CA Montpellier, 2e ch. A, 27 mars 2007, n° 06-06446

MONTPELLIER

Arrêt

PARTIES

Demandeur :

Valoragri (SA)

Défendeur :

Sud Fertilisants (Sté)

COMPOSITION DE LA JURIDICTION

Président :

M. Schmitt

Conseillers :

Mmes Plantard, Debuissy

Avoués :

SCP Negre-Pepratx-Negre, SCP Auche-Hedou

Avocats :

Mes Sinsollier, Pierchon, Porte

T. com. Sète, du 26 sept. 2006

26 septembre 2006

La société Coda, filiale de la société Procep, a embauché Michel Dussopt le 08/11/1993 en qualité d'agent technico-commercial (statut de VRP) pour les départements des Alpes-Maritimes, Bouches-du-Rhône, Drôme, Gard, Hérault, Var et Vaucluse.

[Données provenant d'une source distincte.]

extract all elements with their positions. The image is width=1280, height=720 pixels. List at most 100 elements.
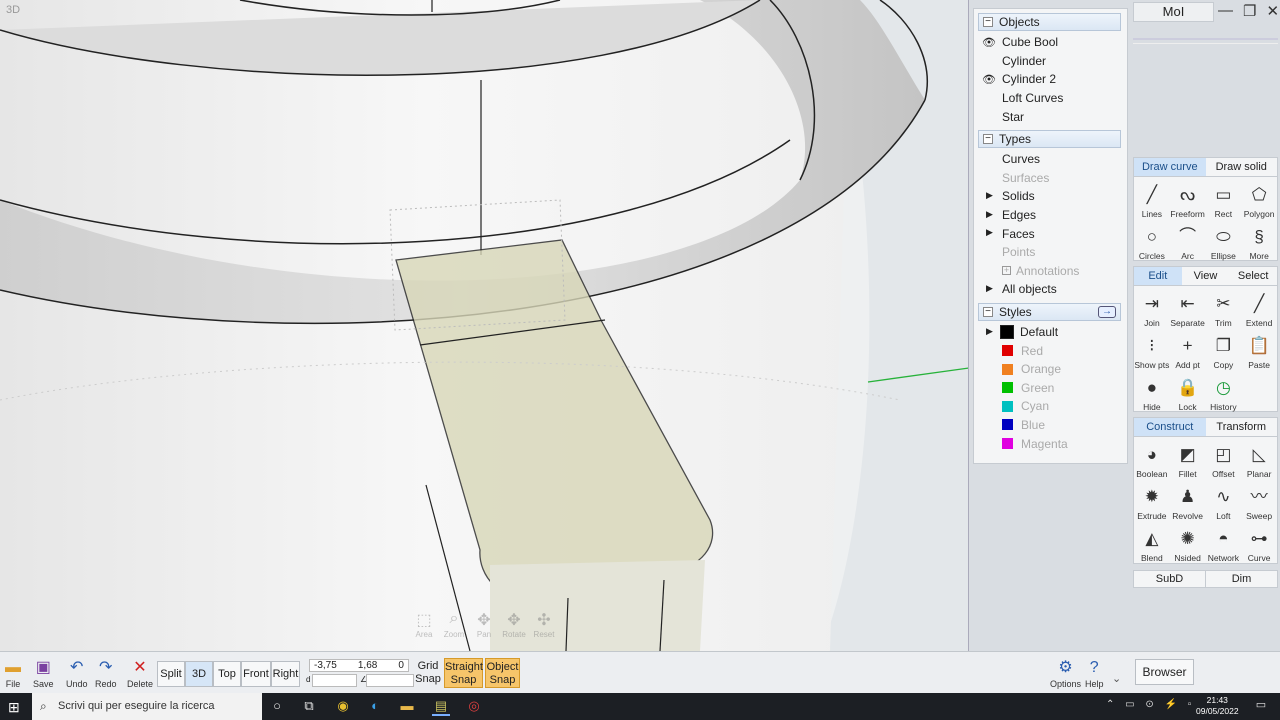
separate-tool[interactable]: ⇤ Separate [1170, 288, 1206, 330]
type-row-faces[interactable]: ▶ Faces [974, 224, 1127, 243]
style-row-blue[interactable]: Blue [974, 416, 1127, 435]
dim-button[interactable]: Dim [1205, 571, 1277, 587]
view-3d-button[interactable]: 3D [185, 661, 213, 687]
network-tool[interactable]: ◓ Network [1206, 523, 1242, 565]
freeform-tool[interactable]: ᔓ Freeform [1170, 179, 1206, 221]
polygon-tool[interactable]: ⬠ Polygon [1241, 179, 1277, 221]
object-row[interactable]: 👁 Cylinder 2 [974, 70, 1127, 89]
loft-tool[interactable]: ∿ Loft [1206, 481, 1242, 523]
redo-button[interactable]: ↷ Redo [95, 657, 117, 689]
moi-app-icon[interactable]: ▤ [432, 698, 450, 716]
reset-button[interactable]: ✣ Reset [532, 610, 556, 639]
grid-snap-toggle[interactable]: Grid Snap [415, 658, 441, 688]
type-row-points[interactable]: Points [974, 243, 1127, 262]
view-right-button[interactable]: Right [271, 661, 300, 687]
save-button[interactable]: ▣ Save [33, 657, 54, 689]
type-row-annotations[interactable]: + Annotations [974, 262, 1127, 281]
object-row[interactable]: Star [974, 107, 1127, 126]
trim-tool[interactable]: ✂ Trim [1206, 288, 1242, 330]
object-snap-toggle[interactable]: Object Snap [485, 658, 520, 688]
circles-tool[interactable]: ○ Circles [1134, 221, 1170, 263]
show-pts-tool[interactable]: ⁝ Show pts [1134, 330, 1170, 372]
area-zoom-button[interactable]: ⬚ Area [412, 610, 436, 639]
tab-draw-solid[interactable]: Draw solid [1206, 158, 1278, 176]
edge-icon[interactable]: ◐ [366, 698, 384, 713]
tab-view[interactable]: View [1182, 267, 1230, 285]
view-split-button[interactable]: Split [157, 661, 185, 687]
style-row-red[interactable]: Red [974, 341, 1127, 360]
type-row-curves[interactable]: Curves [974, 150, 1127, 169]
type-row-surfaces[interactable]: Surfaces [974, 169, 1127, 188]
extend-tool[interactable]: ╱ Extend [1241, 288, 1277, 330]
revolve-tool[interactable]: ♟ Revolve [1170, 481, 1206, 523]
type-row-solids[interactable]: ▶ Solids [974, 187, 1127, 206]
chevron-down-icon[interactable]: ⌄ [1112, 672, 1121, 685]
style-row-green[interactable]: Green [974, 379, 1127, 398]
visibility-toggle-icon[interactable]: ▶ [986, 227, 993, 238]
add-pt-tool[interactable]: + Add pt [1170, 330, 1206, 372]
history-tool[interactable]: ◷ History [1206, 372, 1242, 414]
boolean-tool[interactable]: ◕ Boolean [1134, 439, 1170, 481]
paste-tool[interactable]: 📋 Paste [1241, 330, 1277, 372]
tab-select[interactable]: Select [1229, 267, 1277, 285]
styles-edit-arrow-icon[interactable]: → [1098, 305, 1116, 318]
fillet-tool[interactable]: ◩ Fillet [1170, 439, 1206, 481]
visibility-toggle-icon[interactable]: ▶ [986, 326, 993, 337]
nsided-tool[interactable]: ✺ Nsided [1170, 523, 1206, 565]
eye-icon[interactable]: 👁 [982, 36, 996, 49]
object-row[interactable]: Loft Curves [974, 89, 1127, 108]
3d-viewport[interactable]: 3D ⬚ Area ⌕ Zoom ✥ Pan ✥ Rotate ✣ Reset [0, 0, 969, 651]
style-row-orange[interactable]: Orange [974, 360, 1127, 379]
extrude-tool[interactable]: ✹ Extrude [1134, 481, 1170, 523]
undo-button[interactable]: ↶ Undo [66, 657, 88, 689]
close-icon[interactable]: ✕ [1266, 2, 1279, 20]
system-tray-icons[interactable]: ⌃ ▭ ⊙ ⚡ ▫ [1106, 699, 1195, 710]
types-section-header[interactable]: − Types [978, 129, 1121, 148]
offset-tool[interactable]: ◰ Offset [1206, 439, 1242, 481]
rotate-button[interactable]: ✥ Rotate [502, 610, 526, 639]
recorder-icon[interactable]: ◎ [465, 698, 483, 714]
style-row-magenta[interactable]: Magenta [974, 434, 1127, 453]
blend-tool[interactable]: ◭ Blend [1134, 523, 1170, 565]
taskbar-search[interactable]: ⌕ Scrivi qui per eseguire la ricerca [32, 693, 262, 720]
help-button[interactable]: ? Help [1085, 657, 1104, 689]
arc-tool[interactable]: ⌒ Arc [1170, 221, 1206, 263]
more-tool[interactable]: § More [1241, 221, 1277, 263]
angle-field[interactable] [366, 674, 414, 687]
view-front-button[interactable]: Front [241, 661, 271, 687]
planar-tool[interactable]: ◺ Planar [1241, 439, 1277, 481]
visibility-toggle-icon[interactable]: ▶ [986, 209, 993, 220]
rect-tool[interactable]: ▭ Rect [1206, 179, 1242, 221]
tab-edit[interactable]: Edit [1134, 267, 1182, 285]
styles-section-header[interactable]: − Styles → [978, 302, 1121, 321]
browser-button[interactable]: Browser [1135, 659, 1194, 685]
distance-field[interactable] [312, 674, 357, 687]
style-row-default[interactable]: ▶ Default [974, 323, 1127, 342]
copy-tool[interactable]: ❐ Copy [1206, 330, 1242, 372]
xyz-readout[interactable]: -3,75 1,68 0 [309, 659, 409, 672]
options-button[interactable]: ⚙ Options [1050, 657, 1081, 689]
minimize-icon[interactable]: — [1218, 2, 1233, 20]
restore-icon[interactable]: ❐ [1243, 2, 1256, 20]
view-top-button[interactable]: Top [213, 661, 241, 687]
straight-snap-toggle[interactable]: Straight Snap [444, 658, 483, 688]
visibility-toggle-icon[interactable]: ▶ [986, 190, 993, 201]
task-view-icon[interactable]: ⧉ [300, 698, 318, 714]
file-button[interactable]: ▬ File [5, 657, 21, 689]
tab-construct[interactable]: Construct [1134, 418, 1206, 436]
hide-tool[interactable]: ● Hide [1134, 372, 1170, 414]
style-row-cyan[interactable]: Cyan [974, 397, 1127, 416]
notification-icon[interactable]: ▭ [1252, 698, 1270, 711]
eye-icon[interactable]: 👁 [982, 73, 996, 86]
zoom-button[interactable]: ⌕ Zoom [442, 610, 466, 639]
file-explorer-icon[interactable]: ▬ [398, 698, 416, 713]
windows-start-icon[interactable]: ⊞ [8, 699, 20, 716]
subd-button[interactable]: SubD [1134, 571, 1205, 587]
object-row[interactable]: Cylinder [974, 52, 1127, 71]
cortana-icon[interactable]: ○ [268, 698, 286, 713]
join-tool[interactable]: ⇥ Join [1134, 288, 1170, 330]
delete-button[interactable]: ✕ Delete [127, 657, 153, 689]
tab-transform[interactable]: Transform [1206, 418, 1278, 436]
tab-draw-curve[interactable]: Draw curve [1134, 158, 1206, 176]
lines-tool[interactable]: ╱ Lines [1134, 179, 1170, 221]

Le contrat a été conclu à durée indéterminée et avec une clause de non-concurrence pour les secteurs visités d'une durée de 2 ans.

Cette société a été dissoute le 31/03/1999 avec transmission universelle de son patrimoine à la société Procep.

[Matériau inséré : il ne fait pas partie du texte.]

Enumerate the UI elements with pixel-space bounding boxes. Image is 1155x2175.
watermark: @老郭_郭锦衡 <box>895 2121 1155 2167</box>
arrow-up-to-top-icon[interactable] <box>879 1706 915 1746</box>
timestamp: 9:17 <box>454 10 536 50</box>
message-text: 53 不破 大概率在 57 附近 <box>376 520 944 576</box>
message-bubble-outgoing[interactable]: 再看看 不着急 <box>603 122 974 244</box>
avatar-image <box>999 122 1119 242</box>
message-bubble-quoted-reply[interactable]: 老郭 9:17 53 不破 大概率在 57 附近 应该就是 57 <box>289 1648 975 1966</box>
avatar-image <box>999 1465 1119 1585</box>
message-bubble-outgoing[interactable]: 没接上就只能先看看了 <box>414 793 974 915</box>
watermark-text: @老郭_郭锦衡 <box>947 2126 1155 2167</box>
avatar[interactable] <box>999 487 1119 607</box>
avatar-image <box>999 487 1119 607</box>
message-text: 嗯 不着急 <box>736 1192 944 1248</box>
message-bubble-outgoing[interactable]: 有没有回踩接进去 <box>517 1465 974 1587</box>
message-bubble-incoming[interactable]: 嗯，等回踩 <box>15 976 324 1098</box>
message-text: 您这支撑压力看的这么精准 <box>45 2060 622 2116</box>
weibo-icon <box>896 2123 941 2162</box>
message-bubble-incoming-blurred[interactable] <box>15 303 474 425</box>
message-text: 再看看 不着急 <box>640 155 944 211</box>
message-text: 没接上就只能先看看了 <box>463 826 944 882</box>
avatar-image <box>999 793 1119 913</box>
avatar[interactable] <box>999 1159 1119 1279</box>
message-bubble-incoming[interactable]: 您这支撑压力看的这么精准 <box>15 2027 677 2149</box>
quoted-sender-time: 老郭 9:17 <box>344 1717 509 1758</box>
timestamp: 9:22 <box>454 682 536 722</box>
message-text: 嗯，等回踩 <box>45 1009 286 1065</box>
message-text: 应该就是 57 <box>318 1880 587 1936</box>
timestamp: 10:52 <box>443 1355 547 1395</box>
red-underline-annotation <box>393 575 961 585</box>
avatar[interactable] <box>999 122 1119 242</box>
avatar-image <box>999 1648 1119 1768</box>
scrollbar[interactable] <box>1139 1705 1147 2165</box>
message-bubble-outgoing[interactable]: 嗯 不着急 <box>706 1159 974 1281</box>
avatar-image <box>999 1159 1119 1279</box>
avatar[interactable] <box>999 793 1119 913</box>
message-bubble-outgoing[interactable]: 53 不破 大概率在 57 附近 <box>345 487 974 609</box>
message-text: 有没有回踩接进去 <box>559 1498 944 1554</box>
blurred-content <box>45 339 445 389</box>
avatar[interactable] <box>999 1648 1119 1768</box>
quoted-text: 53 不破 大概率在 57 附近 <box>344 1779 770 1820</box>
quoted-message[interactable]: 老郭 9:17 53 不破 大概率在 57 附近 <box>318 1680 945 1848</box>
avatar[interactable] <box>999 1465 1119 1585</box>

Le 12/04/1999 Michel Dussopt a démissionné de son emploi.

Par courrier du 21/04/1999 son employeur l'a dispensé de l'exécution de son préavis, a fixé l'expiration de celui-ci au 31 mai 1999 et a réduit la clause de non-concurrence à 9 mois.

Le 26/04/1999 la société Procep a embauché Laurent Debonne en qualité de représentant de commerce pour les départements de l'Aude, des Pyrénées-Orientales, du Gard, de l'Hérault, du Vaucluse, des Bouches-du-Rhône et de la Drôme avec des restrictions pour ces trois derniers départements et le Gard et avec une clause de non-concurrence de 2 ans pour le secteur défini.

LE 06/09/2000, Laurent Debonne a démissionné.

Le 25 septembre 2000 son employeur l'a délié de la clause de non-concurrence.

La société Fertilisants a embauché successivement Michel Dussopt et Laurent Debonne.

Michel Dussopt a démissionné de ce nouvel emploi le 3 septembre 2001.

La société Procep devenue Valoragri a fait assigner celui-ci devant le Conseil des Prud'hommes de Montpellier pour violation de la clause de non-concurrence.

Par arrêt du 18 septembre 2002, la Chambre sociale de la Cour de céans a confirmé le jugement rendu par les premiers juges qui avaient estimé que cette clause n'avait pas été violée et avaient condamné l'employeur à payer à son ancien employé le solde de l'indemnisation relative à cette clause.

La société Valoragri a alors fait assigner la société Sud Fertilisants devant le juge des référés du Tribunal de commerce de Sète pour voir ordonner une expertise afin de déterminer son préjudice résultant des agissements de la société concurrente et pour voir cette dernière condamnée à restituer la somme de 10 108,53 euro versée à Michel Dussopt.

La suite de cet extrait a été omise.